Coming out of the downturn, most area condo developers adopted the Latin American model of requiring deposits of 50 percent upwards to 90 percent from unit buyers prior to closing with the aim of ensuring they would have sufficient funds to deliver their projects, but while the upfront funds have made a sequel to the last cycle less likely, there is still the potential for buyers to come up short financially.”
Requiring buyers to finance the development of their own properties reallocates much of the risk from the developers to the purchasers. Developers no longer need to rely as much (or at all) on third-party lenders to finance the construction project. Additionally, with substantial skin in the game, purchasers are more likely to close on deals, instead of walking away from minimal deposits. This helps ensure that developers will have the necessary capital to complete their construction projects.

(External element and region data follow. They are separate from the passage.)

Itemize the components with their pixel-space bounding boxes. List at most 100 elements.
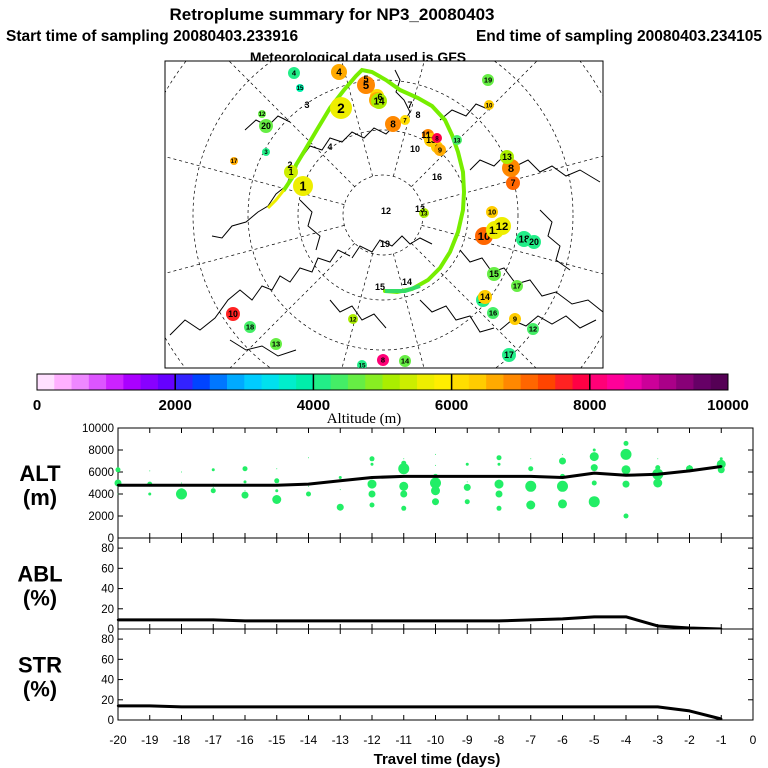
altitude-scatter-point [176, 488, 187, 500]
x-tick-label: -8 [494, 733, 505, 747]
plume-cluster: 9 [509, 313, 521, 325]
plume-cluster: 12 [493, 217, 511, 235]
track-day-label: 4 [327, 142, 332, 152]
colorbar-swatch [347, 374, 366, 390]
cluster-dot [377, 354, 389, 366]
plume-cluster: 8 [385, 116, 401, 132]
cluster-day-label: 12 [350, 316, 357, 323]
plume-cluster: 10 [484, 100, 494, 110]
series-point [529, 618, 532, 622]
colorbar-swatch [399, 374, 418, 390]
series-line [118, 704, 722, 721]
series-point [370, 476, 374, 479]
series-point [307, 705, 310, 709]
series-point [339, 479, 342, 482]
cluster-dot [385, 116, 401, 132]
series-point [180, 618, 183, 622]
colorbar-swatch [123, 374, 142, 390]
y-tick-label: 4000 [88, 489, 114, 501]
series-point [243, 484, 247, 487]
plume-cluster: 10 [226, 307, 240, 321]
coastline [351, 235, 433, 259]
colorbar-swatch [278, 374, 297, 390]
series-point [307, 482, 310, 486]
colorbar-swatch [503, 374, 522, 390]
cluster-dot [331, 64, 347, 80]
colorbar-swatch [330, 374, 349, 390]
cluster-dot [482, 74, 494, 86]
cluster-day-label: 17 [231, 159, 238, 165]
cluster-day-label: 10 [486, 102, 493, 109]
track-day-label: 2 [287, 160, 292, 170]
plume-cluster: 17 [230, 157, 238, 165]
altitude-scatter-point [274, 478, 280, 484]
cluster-day-label: 10 [228, 309, 238, 319]
altitude-scatter-point [653, 478, 663, 488]
plume-cluster: 20 [259, 119, 273, 133]
series-point [720, 717, 723, 721]
altitude-scatter-point [370, 462, 374, 466]
cluster-day-label: 18 [246, 323, 254, 332]
altitude-scatter-point [149, 470, 151, 472]
plume-cluster: 15 [296, 84, 304, 92]
y-tick-label: 6000 [88, 467, 114, 479]
plume-cluster: 10 [486, 206, 498, 218]
series-point [593, 705, 596, 709]
colorbar-tick-label: 8000 [573, 397, 606, 414]
x-tick-label: 0 [750, 733, 757, 747]
track-day-label: 11 [421, 130, 431, 140]
meridian-line [393, 253, 425, 368]
altitude-scatter-point [430, 477, 441, 489]
meridian-line [341, 253, 373, 368]
series-point [339, 705, 342, 709]
altitude-scatter-point [181, 482, 182, 484]
colorbar-swatch [451, 374, 470, 390]
altitude-scatter-point [528, 466, 534, 472]
x-tick-label: -17 [205, 733, 223, 747]
colorbar-swatch [313, 374, 332, 390]
plume-cluster: 13 [270, 338, 282, 350]
y-tick-label: 40 [101, 675, 114, 687]
altitude-scatter-point [368, 490, 376, 498]
cluster-dot [419, 208, 429, 218]
series-point [434, 705, 437, 709]
plume-cluster: 13 [452, 135, 462, 145]
cluster-day-label: 3 [264, 150, 268, 156]
series-point [370, 619, 374, 623]
cluster-day-label: 13 [426, 135, 436, 145]
start-time-label: Start time of sampling 20080403.233916 [6, 28, 298, 45]
latitude-circle [297, 129, 469, 301]
colorbar-swatch [710, 374, 729, 390]
cluster-dot [509, 313, 521, 325]
cluster-dot [452, 135, 462, 145]
panel-frame [117, 628, 754, 721]
altitude-scatter-point [496, 455, 502, 461]
altitude-scatter-point [497, 462, 501, 466]
altitude-scatter-point [244, 490, 246, 492]
x-axis-label: Travel time (days) [374, 751, 501, 768]
abl-panel: 0 20 40 60 80 ABL(%) [17, 537, 754, 636]
x-tick-label: -5 [589, 733, 600, 747]
altitude-scatter-point [272, 495, 282, 504]
coastline [539, 209, 571, 271]
cluster-dot [293, 176, 313, 196]
cluster-day-label: 13 [272, 340, 280, 349]
plume-cluster: 20 [527, 235, 541, 249]
cluster-day-label: 14 [480, 292, 490, 302]
altitude-scatter-point [431, 486, 440, 496]
coastline [459, 249, 603, 313]
plume-cluster: 7 [400, 115, 410, 125]
cluster-day-label: 1 [300, 180, 307, 194]
colorbar-swatch [37, 374, 55, 390]
series-point [434, 475, 437, 478]
altitude-scatter-point [620, 448, 632, 460]
series-point [275, 484, 278, 487]
series-point [275, 705, 278, 709]
colorbar-swatch [209, 374, 228, 390]
cluster-day-label: 8 [381, 356, 385, 365]
cluster-dot [487, 267, 501, 281]
cluster-dot [357, 76, 375, 94]
series-point [720, 465, 723, 468]
series-point [243, 705, 247, 709]
plume-cluster: 14 [478, 290, 492, 304]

This new financing model, however, is not a perfect solution. While this shift in financing may have reduced the potential for litigations against the developers by creditors, it increased the risk of litigations against the developers by purchasers. Buyers with equity in a construction project are literally and figuratively more invested in the construction project. This means they are more likely to sue developers when a construction project is seemingly off schedule or when they believe it is deviating from the negotiated specifications. Also, remorseful buyers may look for ways to recoup their substantial deposit, claiming the property is somehow defective or delayed.
Ultimately, the most effective way to minimize litigation risk is by keeping a construction project quality controlled and on time. In order to achieve timely and quality project completion, there is no substitute for on-site oversight and frequent communication with contractors.
Even when developers have taken every practical precaution, however, construction projects may still be derailed. Inclement weather, for example, not uncommon in South Florida, could delay a construction project. The best way to protect developers from litigation exposure is by properly allocating liability in the construction contracts.
Contracting
Construction contracts should include provisions requiring contractors to take the necessary measures to make up the time if they fall behind schedule. These provisions are often hotly-contested terms in contract negotiations because contractors do not want to incur the added expense of hiring extra workers to bring the project back in line with the projected schedule. Developers, however, are demanding that these provisions be included in their construction contracts, and also include high penalties for violations of these provisions, in order to ensure compliance.
In turn, contractors are requiring that similar provisions be included in their contracts with subcontractors. These provisions make explicit who is responsible for bearing these additional costs, and who is liable for violations of these terms.
Conclusion
Developers may not be able to eliminate litigation risk, but they can minimize it. By securing sufficient capital at the beginning of a project, and by properly allocating responsibility for project delays or defects in their contracts, developers can better manage not only their projects, but also their liability.